Лес сидел с помертвевшим лицом и смотрел на жену не отрываясь. Даже слова судьи: «Суд удаляется на совещание» – прошли мимо его сознания.
После десятиминутного перерыва, за время которого Нину Михайловну успели привести в чувство и она даже всплакнула на груди дочери, суд вернулся в зал.
А Кире было невыносимо стыдно. Она слышала последние слова Анфисы и не знала, как теперь оправдаться за все, что случилось, перед мужем.
– Суд прекращает уголовное дело в связи с отсутствием события преступления и постановляет освободить обвиняемого из-под стражи немедленно, – объявила судья.
* * *
Кира подошла к Алексею после того, как они вышли из зала суда.
– Прости. Я ужасная дура, – виновато произнесла она. – Я действительно решила, что у тебя с Анфиской роман. Вывела яхту, собиралась просто прокатиться, сбросить напряжение. Ты же знаешь, меня всегда успокаивала вода. Но начался шторм, и яхта потеряла управление. А потом меня выбросило на остров. Я сама не знаю, как осталась жива.
– И с этого острова ты раньше чем через три месяца выбраться никак не могла?
– Могла, – она опустила голову, как провинившаяся школьница.
– Я так и знал. Это эгоизм, Кира. А поверить в то, что у меня роман с Анфисой, после всего, что между нами было, – это полный бред. Прощай.
Она стояла, смотрела на его удаляющуюся спину, и слезы застилали ей глаза. Кире очень хотелось побежать за Лесом, но ноги словно приросли к полу.
«Глупо, как глупо, – думала она, – надо непременно остановить его. И глядя ему в глаза, оправдываться, говорить что угодно в свою защиту. Только чтобы он не уходил».

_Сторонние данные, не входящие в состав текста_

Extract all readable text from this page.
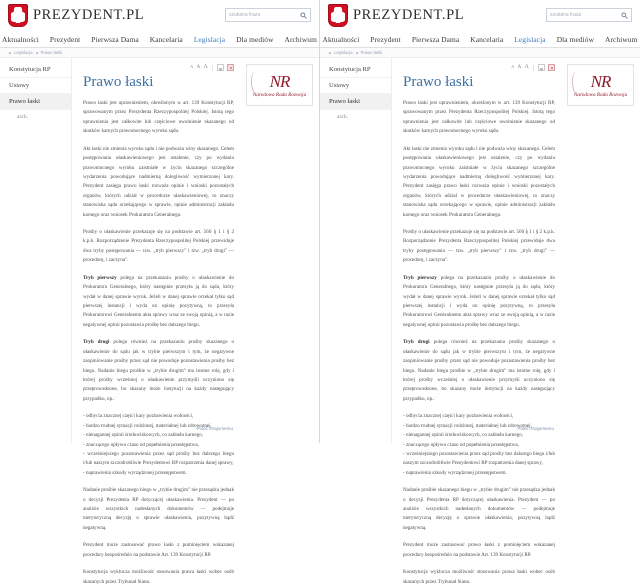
PREZYDENT.PL
szukana fraza
Aktualności Prezydent Pierwsza Dama Kancelaria Legislacja Dla mediów Archiwum
Legislacja Prawo łaski
Konstytucja RP
Ustawy
Prawo łaski
arch.
A A A
Prawo łaski

Prawo łaski jest uprawnieniem, określonym w art. 139 Konstytucji RP, sprawowanym przez Prezydenta Rzeczypospolitej Polskiej. Istotą tego uprawnienia jest całkowite lub częściowe uwolnienie skazanego od skutków karnych prawomocnego wyroku sądu.

Akt łaski nie zmienia wyroku sądu i nie podważa winy skazanego. Celem postępowania ułaskawieniowego jest ustalenie, czy po wydaniu prawomocnego wyroku zaistniałe w życiu skazanego szczególne wydarzenia powodujące nadmierną dolegliwość wymierzonej kary. Prezydent zasięga prawo łaski rozważa opinie i wnioski pozostałych organów, których udział w procedurze ułaskawieniowej, to znaczy stanowiska sądu orzekającego w sprawie, opinie administracji zakładu karnego oraz wniosek Prokuratora Generalnego.

Prośby o ułaskawienie przekazuje się na podstawie art. 560 § 1 i § 2 k.p.k. Rozporządzenie Prezydenta Rzeczypospolitej Polskiej przewiduje dwa tryby postępowania — tzw. „tryb pierwszy" i tzw. „tryb drugi" — procedurę, i zaczyna".

Tryb pierwszy polega na przekazaniu prośby o ułaskawienie do Prokuratora Generalnego, który następnie przesyła ją do sądu, który wydał w danej sprawie wyrok. Jeżeli w danej sprawie orzekał tylko sąd pierwszej instancji i wyda on opinię pozytywną, to przesyła Prokuratorowi Generalnemu akta sprawy wraz ze swoją opinią, a w razie negatywnej opinii pozostawia prośbę bez dalszego biegu.

Tryb drugi polega również na przekazaniu prośby skazanego o ułaskawienie do sądu jak w trybie pierwszym i tym, że negatywne zaopiniowanie prośby przez sąd nie powoduje pozostawienia prośby bez biegu. Nadanie biegu prośbie w „trybie drugim" ma istotne rolę, gdy i której prośby wcześniej o ułaskawienie przymyśli uczyniono się przeprowadzone, bo skazany może instytucji na każdy następujący przypadku, np.:

- odbycia znacznej części kary pozbawienia wolności,
- bardzo trudnej sytuacji rodzinnej, materialnej lub zdrowotnej,
- nienagannej opinii środowiskowych, co zakładu karnego,
- znaczącego upływu czasu od popełnienia przestępstwa,
- wcześniejszego pozostawienia przez sąd prośby bez dalszego biegu i/lub naszym szczodrobliwie Prezydentowi RP rozpatrzenia danej sprawy,
- naprawienia szkody wyrządzonej przestępstwem.

Nadanie prośbie skazanego biegu w „trybie drugim" nie przesądza jednak o decyzji Prezydenta RP dotyczącej ułaskawienia. Prezydent — po analizie wszystkich nadesłanych dokumentów — podejmuje merytoryczną decyzję o sprawie ułaskawienia, pozytywną bądź negatywną.

Prezydent może zastosować prawo łaski z pominięciem wskazanej procedury bezpośrednio na podstawie Art. 139 Konstytucji RP.

Konstytucja wyklucza możliwość stosowania prawa łaski wobec osób skazanych przez Trybunał Stanu.

Poleć znajomemu
NR
Narodowa Rada Rozwoju
PREZYDENT.PL
szukana fraza
Aktualności Prezydent Pierwsza Dama Kancelaria Legislacja Dla mediów Archiwum
Legislacja Prawo łaski
Konstytucja RP
Ustawy
Prawo łaski
arch.
A A A
Prawo łaski

Prawo łaski jest uprawnieniem, określonym w art. 139 Konstytucji RP, sprawowanym przez Prezydenta Rzeczypospolitej Polskiej. Istotą tego uprawnienia jest całkowite lub częściowe uwolnienie skazanego od skutków karnych prawomocnego wyroku sądu.

Akt łaski nie zmienia wyroku sądu i nie podważa winy skazanego. Celem postępowania ułaskawieniowego jest ustalenie, czy po wydaniu prawomocnego wyroku zaistniałe w życiu skazanego szczególne wydarzenia powodujące nadmierną dolegliwość wymierzonej kary. Prezydent zasięga prawo łaski rozważa opinie i wnioski pozostałych organów, których udział w procedurze ułaskawieniowej, to znaczy stanowiska sądu orzekającego w sprawie, opinie administracji zakładu karnego oraz wniosek Prokuratora Generalnego.

Prośby o ułaskawienie przekazuje się na podstawie art. 560 § 1 i § 2 k.p.k. Rozporządzenie Prezydenta Rzeczypospolitej Polskiej przewiduje dwa tryby postępowania — tzw. „tryb pierwszy" i tzw. „tryb drugi" — procedurę, i zaczyna".

Tryb pierwszy polega na przekazaniu prośby o ułaskawienie do Prokuratora Generalnego, który następnie przesyła ją do sądu, który wydał w danej sprawie wyrok. Jeżeli w danej sprawie orzekał tylko sąd pierwszej instancji i wyda on opinię pozytywną, to przesyła Prokuratorowi Generalnemu akta sprawy wraz ze swoją opinią, a w razie negatywnej opinii pozostawia prośbę bez dalszego biegu.

Tryb drugi polega również na przekazaniu prośby skazanego o ułaskawienie do sądu jak w trybie pierwszym i tym, że negatywne zaopiniowanie prośby przez sąd nie powoduje pozostawienia prośby bez biegu. Nadanie biegu prośbie w „trybie drugim" ma istotne rolę, gdy i której prośby wcześniej o ułaskawienie przymyśli uczyniono się przeprowadzone, bo skazany może instytucji na każdy następujący przypadku, np.:

- odbycia znacznej części kary pozbawienia wolności,
- bardzo trudnej sytuacji rodzinnej, materialnej lub zdrowotnej,
- nienagannej opinii środowiskowych, co zakładu karnego,
- znaczącego upływu czasu od popełnienia przestępstwa,
- wcześniejszego pozostawienia przez sąd prośby bez dalszego biegu i/lub naszym szczodrobliwie Prezydentowi RP rozpatrzenia danej sprawy,
- naprawienia szkody wyrządzonej przestępstwem.

Nadanie prośbie skazanego biegu w „trybie drugim" nie przesądza jednak o decyzji Prezydenta RP dotyczącej ułaskawienia. Prezydent — po analizie wszystkich nadesłanych dokumentów — podejmuje merytoryczną decyzję o sprawie ułaskawienia, pozytywną bądź negatywną.

Prezydent może zastosować prawo łaski z pominięciem wskazanej procedury bezpośrednio na podstawie Art. 139 Konstytucji RP.

Konstytucja wyklucza możliwość stosowania prawa łaski wobec osób skazanych przez Trybunał Stanu.

Poleć znajomemu
NR
Narodowa Rada Rozwoju
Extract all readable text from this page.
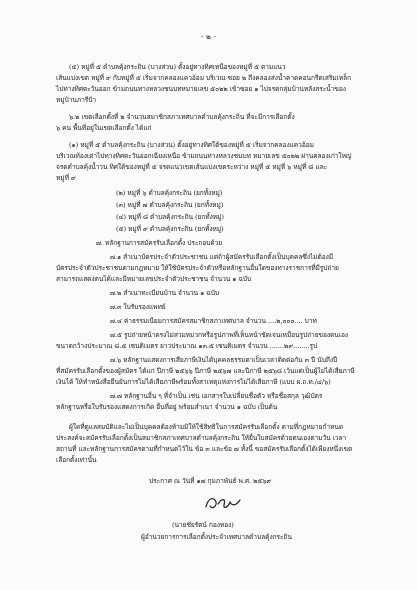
- ๒ -
(๕) หมู่ที่ ๕ ตำบลคุ้งกระถิน (บางส่วน) ตั้งอยู่ทางทิศเหนือของหมู่ที่ ๕ ตามแนว
เส้นแบ่งเขต หมู่ที่ ๙ กับหมู่ที่ ๕ เริ่มจากคลองแควอ้อม บริเวณ ซอย ๒ ถึงคลองส่งน้ำคาดคอนกรีตเสริมเหล็ก
ไปทางทิศตะวันออก ข้ามถนนทางหลวงชนบทหมายเลข ๕๐๒๒ เข้าซอย ๑ ไปจรดกลุ่มบ้านหลังสระน้ำของ
หมู่บ้านภารีป้า
๖.๒ เขตเลือกตั้งที่ ๒ จำนวนสมาชิกสภาเทศบาลตำบลคุ้งกระถิน ที่จะมีการเลือกตั้ง
๖ คน พื้นที่อยู่ในเขตเลือกตั้ง ได้แก่
(๑) หมู่ที่ ๕ ตำบลคุ้งกระถิน (บางส่วน) ตั้งอยู่ทางทิศใต้ของหมู่ที่ ๕ เริ่มจากคลองแควอ้อม
บริเวณท้องเต่าไปทางทิศตะวันออกเฉียงเหนือ ข้ามถนนทางหลวงชนบท หมายเลข ๕๐๒๒ ผ่านคลองเก่าใหญ่
จรดตำบลคุ้งน้ำวน ทิศใต้ของหมู่ที่ ๕ จรดแนวเขตเส้นแบ่งเขตระหว่าง หมู่ที่ ๕ หมู่ที่ ๖ หมู่ที่ ๘ และ
หมู่ที่ ๙
(๒) หมู่ที่ ๖ ตำบลคุ้งกระถิน (ยกทั้งหมู่)
(๓) หมู่ที่ ๗ ตำบลคุ้งกระถิน (ยกทั้งหมู่)
(๔) หมู่ที่ ๘ ตำบลคุ้งกระถิน (ยกทั้งหมู่)
(๕) หมู่ที่ ๙ ตำบลคุ้งกระถิน (ยกทั้งหมู่)
๗. หลักฐานการสมัครรับเลือกตั้ง ประกอบด้วย
๗.๑ สำเนาบัตรประจำตัวประชาชน แต่ถ้าผู้สมัครรับเลือกตั้งเป็นบุคคลซึ่งไม่ต้องมี
บัตรประจำตัวประชาชนตามกฎหมาย ให้ใช้บัตรประจำตัวหรือหลักฐานอื่นใดของทางราชการที่มีรูปถ่าย
สามารถแสดงตนได้และมีหมายเลขประจำตัวประชาชน จำนวน ๑ ฉบับ
๗.๒ สำเนาทะเบียนบ้าน จำนวน ๑ ฉบับ
๗.๓ ใบรับรองแพทย์
๗.๔ ค่าธรรมเนียมการสมัครสมาชิกสภาเทศบาล จำนวน ....๒,๐๐๐.... บาท
๗.๕ รูปถ่ายหน้าตรงไม่สวมหมวกหรือรูปภาพที่เห็นหน้าชัดเจนเหมือนรูปถ่ายของตนเอง
ขนาดกว้างประมาณ ๘.๕ เซนติเมตร ยาวประมาณ ๑๓.๕ เซนติเมตร จำนวน .......๒๙........รูป
๗.๖ หลักฐานแสดงการเสียภาษีเงินได้บุคคลธรรมดาเป็นเวลาติดต่อกัน ๓ ปี นับถึงปี
ที่สมัครรับเลือกตั้งของผู้สมัคร ได้แก่ ปีภาษี ๒๕๖๖ ปีภาษี ๒๕๖๗ และปีภาษี ๒๕๖๘ เว้นแต่เป็นผู้ไม่ได้เสียภาษี
เงินได้ ให้ทำหนังสือยืนยันการไม่ได้เสียภาษีพร้อมทั้งสาเหตุแห่งการไม่ได้เสียภาษี (แบบ ผ.ถ.ท./๔/๖)
๗.๗ หลักฐานอื่น ๆ ที่จำเป็น เช่น เอกสารใบเปลี่ยนชื่อตัว หรือชื่อสกุล วุฒิบัตร
หลักฐานหรือใบรับรองแสดงการเกิด อื่นที่อยู่ พร้อมสำเนา จำนวน ๑ ฉบับ เป็นต้น
ผู้ใดที่ดูแลสมบัติและไม่เป็นบุคคลต้องห้ามมิให้ใช้สิทธิในการสมัครรับเลือกตั้ง ตามที่กฎหมายกำหนด
ประสงค์จะสมัครรับเลือกตั้งเป็นสมาชิกสภาเทศบาลตำบลคุ้งกระถิน ให้ยื่นใบสมัครด้วยตนเองตามวัน เวลา
สถานที่ และหลักฐานการสมัครตามที่กำหนดไว้ใน ข้อ ๓ และข้อ ๗ ทั้งนี้ ขอสมัครรับเลือกตั้งได้เพียงหนึ่งเขต
เลือกตั้งเท่านั้น
ประกาศ ณ วันที่ ๑๗ กุมภาพันธ์ พ.ศ. ๒๕๖๙
(นายชัยรัตน์ กองทอง)
ผู้อำนวยการการเลือกตั้งประจำเทศบาลตำบลคุ้งกระถิน
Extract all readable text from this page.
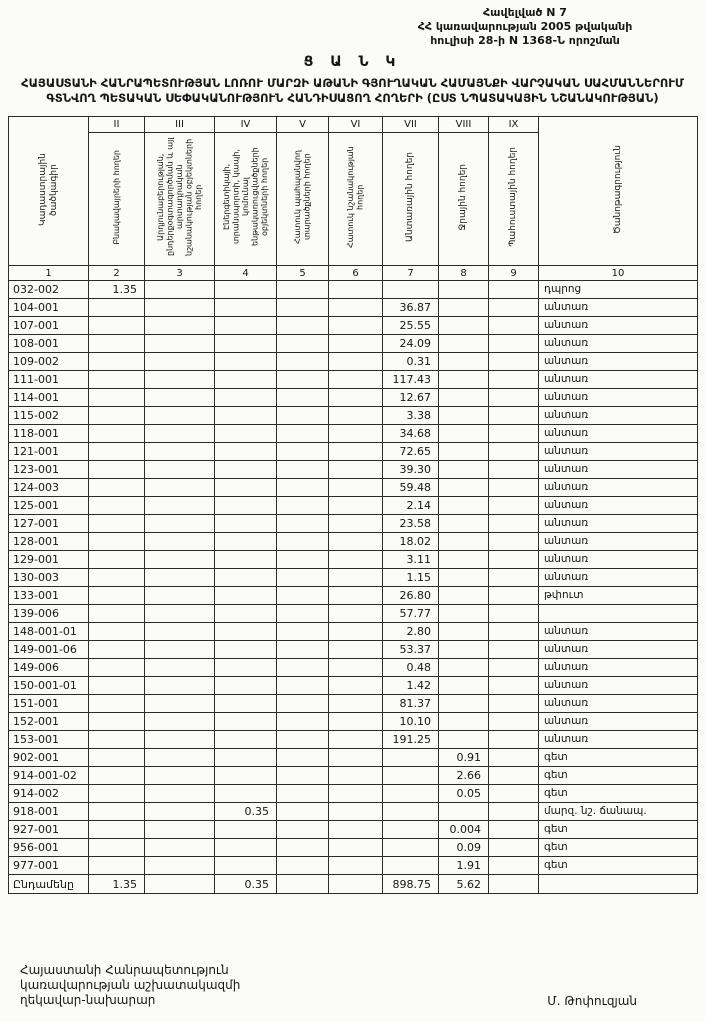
Հավելված N 7
ՀՀ կառավարության 2005 թվականի
հուլիսի 28-ի N 1368-Ն որոշման
Ց Ա Ն Կ
ՀԱՅԱՍՏԱՆԻ ՀԱՆՐԱՊԵՏՈՒԹՅԱՆ ԼՈՌՈՒ ՄԱՐԶԻ ԱԹԱՆԻ ԳՅՈՒՂԱԿԱՆ ՀԱՄԱՅՆՔԻ ՎԱՐՉԱԿԱՆ ՍԱՀՄԱՆՆԵՐՈՒՄ ԳՏՆՎՈՂ ՊԵՏԱԿԱՆ ՍԵՓԱԿԱՆՈՒԹՅՈՒՆ ՀԱՆԴԻՍԱՑՈՂ ՀՈՂԵՐԻ (ԸՍՏ ՆՊԱՏԱԿԱՅԻՆ ՆՇԱՆԱԿՈՒԹՅԱՆ)
Կադաստրային ծածկագիր	II	III	IV	V	VI	VII	VIII	IX	Ծանոթագրություն
	Բնակավայրերի հողեր	Արդյունաբերության, ընդերքօգտագործման և այլ արտադրական նշանակության օբյեկտների հողեր	Էներգետիկայի, տրանսպորտի, կապի, կոմունալ ենթակառուցվածքների օբյեկտների հողեր	Հատուկ պահպանվող տարածքների հողեր	Հատուկ նշանակության հողեր	Անտառային հողեր	Ջրային հողեր	Պահուստային հողեր	
1	2	3	4	5	6	7	8	9	10
032-002	1.35								դպրոց
104-001						36.87			անտառ
107-001						25.55			անտառ
108-001						24.09			անտառ
109-002						0.31			անտառ
111-001						117.43			անտառ
114-001						12.67			անտառ
115-002						3.38			անտառ
118-001						34.68			անտառ
121-001						72.65			անտառ
123-001						39.30			անտառ
124-003						59.48			անտառ
125-001						2.14			անտառ
127-001						23.58			անտառ
128-001						18.02			անտառ
129-001						3.11			անտառ
130-003						1.15			անտառ
133-001						26.80			թփուտ
139-006						57.77			
148-001-01						2.80			անտառ
149-001-06						53.37			անտառ
149-006						0.48			անտառ
150-001-01						1.42			անտառ
151-001						81.37			անտառ
152-001						10.10			անտառ
153-001						191.25			անտառ
902-001							0.91		գետ
914-001-02							2.66		գետ
914-002							0.05		գետ
918-001			0.35						մարզ. նշ. ճանապ.
927-001							0.004		գետ
956-001							0.09		գետ
977-001							1.91		գետ
Ընդամենը	1.35		0.35			898.75	5.62		
Հայաստանի Հանրապետություն
կառավարության աշխատակազմի
ղեկավար-նախարար	Մ. Թոփուզյան
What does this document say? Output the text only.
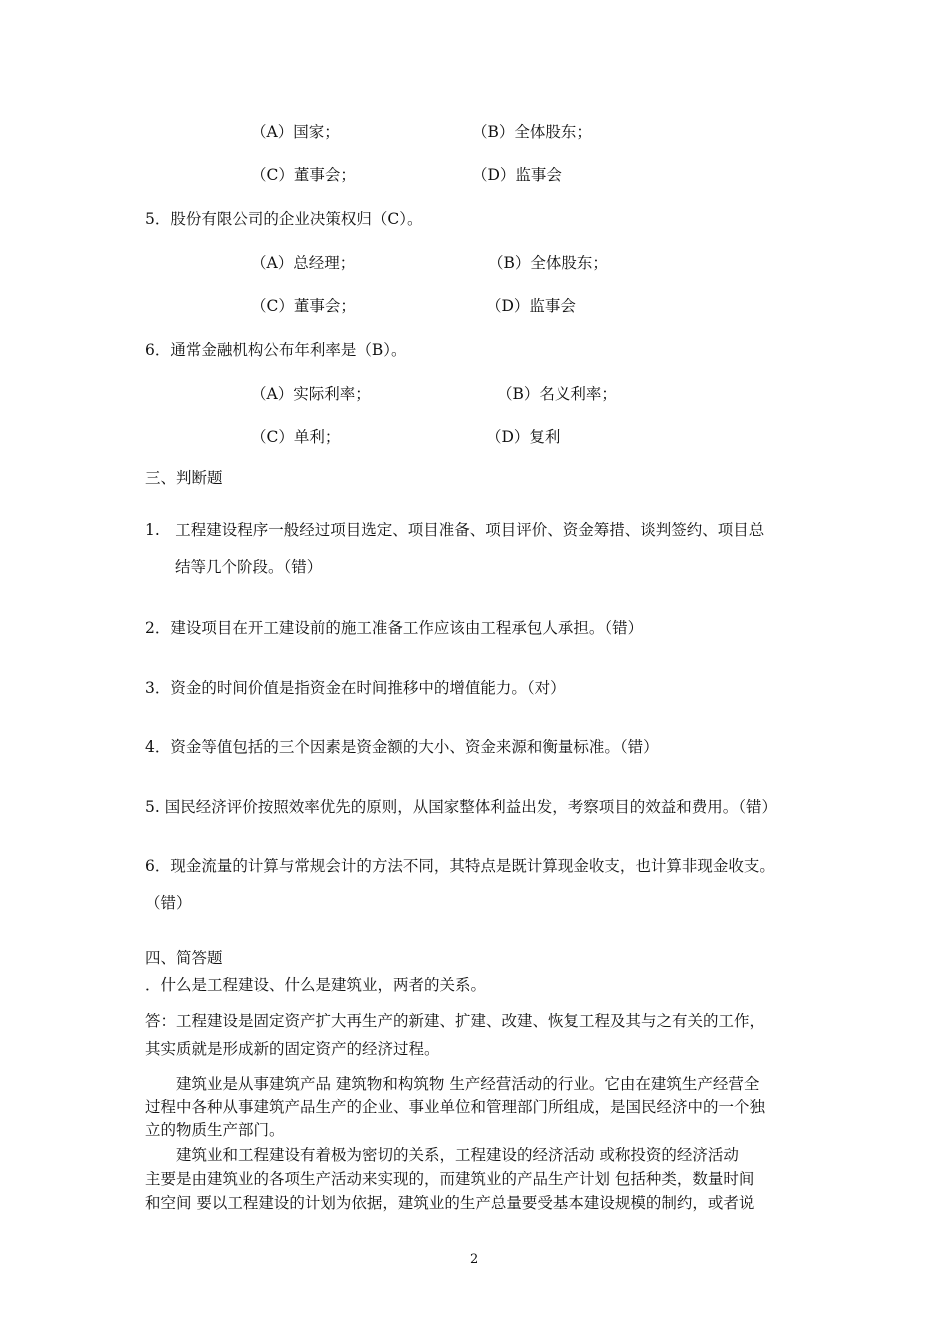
（A）国家；	（B）全体股东；
（C）董事会；	（D）监事会
5．股份有限公司的企业决策权归（C）。
（A）总经理；	（B）全体股东；
（C）董事会；	（D）监事会
6．通常金融机构公布年利率是（B）。
（A）实际利率；	（B）名义利率；
（C）单利；	（D）复利
三、判断题
1.　工程建设程序一般经过项目选定、项目准备、项目评价、资金筹措、谈判签约、项目总
结等几个阶段。（错）
2．建设项目在开工建设前的施工准备工作应该由工程承包人承担。（错）
3．资金的时间价值是指资金在时间推移中的增值能力。（对）
4．资金等值包括的三个因素是资金额的大小、资金来源和衡量标准。（错）
5. 国民经济评价按照效率优先的原则，从国家整体利益出发，考察项目的效益和费用。（错）
6．现金流量的计算与常规会计的方法不同，其特点是既计算现金收支，也计算非现金收支。
（错）
四、简答题
．什么是工程建设、什么是建筑业，两者的关系。
答：工程建设是固定资产扩大再生产的新建、扩建、改建、恢复工程及其与之有关的工作，
其实质就是形成新的固定资产的经济过程。
　　建筑业是从事建筑产品 建筑物和构筑物 生产经营活动的行业。它由在建筑生产经营全
过程中各种从事建筑产品生产的企业、事业单位和管理部门所组成，是国民经济中的一个独
立的物质生产部门。
　　建筑业和工程建设有着极为密切的关系，工程建设的经济活动 或称投资的经济活动
主要是由建筑业的各项生产活动来实现的，而建筑业的产品生产计划 包括种类，数量时间
和空间 要以工程建设的计划为依据，建筑业的生产总量要受基本建设规模的制约，或者说
2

Но она не отважилась. Сейчас ей было ужасно стыдно за все, что произошло по ее вине.
И то, что она и предположить не могла, что Алексея обвинят в ее смерти, сейчас не казалось ей достаточно убедительным для ее поступка оправданием.
Кира стояла у окна, глядя, как ее муж Алексей и дочь Анфиса прогуливаются по берегу, весело болтая. А потом, когда девушка обняла Леса за шею и поцеловала, нервы Киры не выдержали.
Она сбежала по лестнице, почти ничего не видя. В глазах темнело от обиды и боли, слезы текли по щекам. Остановилась Кира только тогда, когда почувствовала под руками холодный борт яхты, покачивающейся на волнах.
Вот оно – решение. Встать за штурвал и уйти подальше от всех. В океан. И там, наедине с бескрайним синим небом и с собой, ей обязательно станет легче. Может быть, она даже поймет, как теперь со всем этим дальше жить.
Дернув ручку двери, Кира вошла в рубку и завела мотор. Она обязательно вернется, но только после того, как упадет груз с души и она поймет, что может спокойно смотреть в глаза предавшим ее людям. Так, чтобы предательски не дрожал подбородок и не текли по щекам слезы.
Тучи сгустились внезапно. Солнце скрылось, и стало слегка штормить. Кира, ничего не замечая, гнала яхту вперед. Слезы застилали глаза. Она чувствовала себя маленькой девочкой, преданной всем миром.